I pressed my ear to that door anyway. The silence after those fights always lasted longer than the fights themselves.
At school, I envied noisy kids. The ones who laughed from their bellies. Who ran wild across playgrounds and told loud jokes and got scolded for being too much.
I was never too much.
I was quiet. Obedient. A shadow that passed without notice.
At parent-teacher meetings, the word "reserved" showed up on every report.
“She’s quiet,” they’d say, smiling like that was a virtue.
No one asked why.
Our family photo albums are filled with stiff smiles. You’d think we were content. Maybe we were. But between the snapshots were the long stretches of nothing. The way we’d sit at dinner with only forks speaking. The way birthdays came and went without candles or songs.
Once, I asked for a party. Just once.
My mother’s silence was the answer.
When my grandmother died, I watched my mother cry behind a closed bathroom door. It was the only time I heard her sob. She emerged ten minutes later, dry-eyed, composed, and wordless.
We didn’t talk about grief. Or love. Or loneliness.
We didn't talk.
Instead, I learned to read people like I read books—looking for clues, interpreting pauses. I could tell my father was upset by the way he placed his keys on the counter.
I knew my mother was hurting when she cleaned the same spot twice.
They never said it. But I knew.
As I grew older, I started filling notebooks with words I couldn’t say. Poems. Letters to no one. Dialogues I dreamed of having.
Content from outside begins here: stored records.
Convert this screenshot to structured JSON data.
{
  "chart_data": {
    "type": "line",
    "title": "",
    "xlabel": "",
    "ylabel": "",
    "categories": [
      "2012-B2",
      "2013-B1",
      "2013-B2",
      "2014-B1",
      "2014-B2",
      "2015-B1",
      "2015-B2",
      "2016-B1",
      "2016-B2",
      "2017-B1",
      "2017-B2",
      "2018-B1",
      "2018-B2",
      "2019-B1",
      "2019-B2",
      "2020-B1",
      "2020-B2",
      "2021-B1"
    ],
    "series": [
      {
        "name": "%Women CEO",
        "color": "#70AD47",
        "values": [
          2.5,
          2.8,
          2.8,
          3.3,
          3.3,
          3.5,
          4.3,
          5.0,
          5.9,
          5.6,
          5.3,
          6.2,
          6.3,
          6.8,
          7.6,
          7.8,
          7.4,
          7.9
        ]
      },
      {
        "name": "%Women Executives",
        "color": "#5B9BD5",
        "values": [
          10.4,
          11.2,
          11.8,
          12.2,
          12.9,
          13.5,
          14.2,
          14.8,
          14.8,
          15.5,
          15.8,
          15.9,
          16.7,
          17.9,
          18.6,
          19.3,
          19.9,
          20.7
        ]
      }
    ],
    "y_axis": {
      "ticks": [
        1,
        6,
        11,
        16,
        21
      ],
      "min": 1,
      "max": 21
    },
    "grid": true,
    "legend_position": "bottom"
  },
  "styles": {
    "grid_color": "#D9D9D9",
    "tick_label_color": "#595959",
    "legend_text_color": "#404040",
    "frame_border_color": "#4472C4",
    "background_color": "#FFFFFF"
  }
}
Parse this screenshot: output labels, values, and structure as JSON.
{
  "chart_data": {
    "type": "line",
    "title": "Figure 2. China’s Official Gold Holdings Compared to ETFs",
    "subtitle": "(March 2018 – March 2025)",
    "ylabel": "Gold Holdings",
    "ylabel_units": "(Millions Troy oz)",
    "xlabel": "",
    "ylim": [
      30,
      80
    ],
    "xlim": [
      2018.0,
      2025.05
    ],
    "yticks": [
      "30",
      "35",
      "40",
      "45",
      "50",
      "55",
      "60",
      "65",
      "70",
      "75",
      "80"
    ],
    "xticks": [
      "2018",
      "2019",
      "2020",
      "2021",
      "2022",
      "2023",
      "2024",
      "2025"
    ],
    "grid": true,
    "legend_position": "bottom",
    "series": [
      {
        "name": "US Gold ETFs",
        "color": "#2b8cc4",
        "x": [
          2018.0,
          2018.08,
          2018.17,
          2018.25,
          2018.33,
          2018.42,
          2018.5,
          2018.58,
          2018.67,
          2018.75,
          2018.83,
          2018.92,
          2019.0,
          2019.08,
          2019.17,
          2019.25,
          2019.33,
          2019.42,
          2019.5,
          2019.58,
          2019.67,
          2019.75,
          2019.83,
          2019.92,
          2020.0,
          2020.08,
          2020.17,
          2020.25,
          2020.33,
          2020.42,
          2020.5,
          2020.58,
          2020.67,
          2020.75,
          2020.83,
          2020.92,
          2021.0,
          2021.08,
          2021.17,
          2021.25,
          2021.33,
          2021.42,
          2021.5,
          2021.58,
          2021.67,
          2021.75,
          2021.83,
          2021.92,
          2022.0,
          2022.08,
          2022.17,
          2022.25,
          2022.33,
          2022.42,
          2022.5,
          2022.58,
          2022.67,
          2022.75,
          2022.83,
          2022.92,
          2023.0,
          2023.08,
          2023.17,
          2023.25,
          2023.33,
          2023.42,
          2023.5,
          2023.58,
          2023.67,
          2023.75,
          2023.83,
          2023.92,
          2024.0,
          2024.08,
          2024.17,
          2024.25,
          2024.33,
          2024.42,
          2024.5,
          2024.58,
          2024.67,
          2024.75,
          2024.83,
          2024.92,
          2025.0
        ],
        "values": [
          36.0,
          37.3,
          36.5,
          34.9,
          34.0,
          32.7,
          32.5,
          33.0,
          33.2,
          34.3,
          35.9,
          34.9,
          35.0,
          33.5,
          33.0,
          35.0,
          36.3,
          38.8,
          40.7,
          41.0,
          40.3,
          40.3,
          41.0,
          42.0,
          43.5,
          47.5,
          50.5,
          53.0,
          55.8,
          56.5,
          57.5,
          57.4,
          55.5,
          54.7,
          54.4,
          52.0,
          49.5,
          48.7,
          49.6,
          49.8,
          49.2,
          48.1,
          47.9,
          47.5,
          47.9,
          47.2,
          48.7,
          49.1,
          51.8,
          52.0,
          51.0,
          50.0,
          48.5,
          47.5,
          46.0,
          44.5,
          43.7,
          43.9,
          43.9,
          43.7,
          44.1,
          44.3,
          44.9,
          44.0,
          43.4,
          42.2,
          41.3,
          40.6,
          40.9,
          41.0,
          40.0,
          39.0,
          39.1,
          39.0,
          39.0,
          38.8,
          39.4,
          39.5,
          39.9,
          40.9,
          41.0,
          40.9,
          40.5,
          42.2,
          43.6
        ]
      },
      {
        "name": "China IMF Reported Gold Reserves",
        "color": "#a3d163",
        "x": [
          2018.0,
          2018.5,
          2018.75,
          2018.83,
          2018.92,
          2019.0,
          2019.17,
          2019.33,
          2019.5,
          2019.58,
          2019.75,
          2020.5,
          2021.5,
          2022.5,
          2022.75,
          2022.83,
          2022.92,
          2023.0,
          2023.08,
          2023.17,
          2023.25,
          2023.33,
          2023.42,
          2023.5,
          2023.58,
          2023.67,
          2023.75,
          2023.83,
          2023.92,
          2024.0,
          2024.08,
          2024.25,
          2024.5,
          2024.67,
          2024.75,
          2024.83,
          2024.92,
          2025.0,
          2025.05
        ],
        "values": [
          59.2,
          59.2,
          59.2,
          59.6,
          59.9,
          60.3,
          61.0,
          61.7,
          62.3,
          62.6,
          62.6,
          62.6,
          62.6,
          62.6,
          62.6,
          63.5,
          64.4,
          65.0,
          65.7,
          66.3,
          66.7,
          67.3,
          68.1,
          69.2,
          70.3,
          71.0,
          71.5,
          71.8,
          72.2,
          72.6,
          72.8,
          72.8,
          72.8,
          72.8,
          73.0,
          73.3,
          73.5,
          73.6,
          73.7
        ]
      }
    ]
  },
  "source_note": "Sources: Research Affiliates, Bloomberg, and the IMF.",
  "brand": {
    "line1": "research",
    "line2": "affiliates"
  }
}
In my room, I talked to the air. Practicing the voice I didn’t get to use.
And then, at sixteen, I met someone whose house sounded like music. A friend whose family argued over dinner, laughed in the living room, hugged without occasion. I didn’t know what to do with all that noise. It overwhelmed me.
And then, quietly, I began to crave it.
It took years to unlearn the idea that silence meant safety. That speaking was dangerous. That emotions were best hidden.
I still hesitate sometimes when someone asks, “How are you really?”
I still flinch when I hear someone yell—even in joy.
But I’ve learned to let my voice stretch. I’ve learned to say things like “I miss you” and “That hurt” and “I need this.”
Small phrases. But huge battles won.
Now, in my own home, I keep the windows open. I play music while I cook. I hum when I clean. Sometimes I dance barefoot on the tiles, just because I can.
I talk to my plants. I talk to myself.
I don’t fear my own voice anymore.
My parents are older now. We still sit in silence, sometimes. But occasionally, I speak first. I ask questions. I offer stories. And slowly, slowly, they’re learning to respond.
My mother told me she liked my writing once. That was it. But it felt like thunder.
Some people remember their childhoods in birthday parties, summer trips, bedtime kisses.
I remember mine in the quiet between those things.
The moments where nothing was said—but everything was felt.
The silence didn’t break me.
It shaped me.
And now, I choose what I fill it with.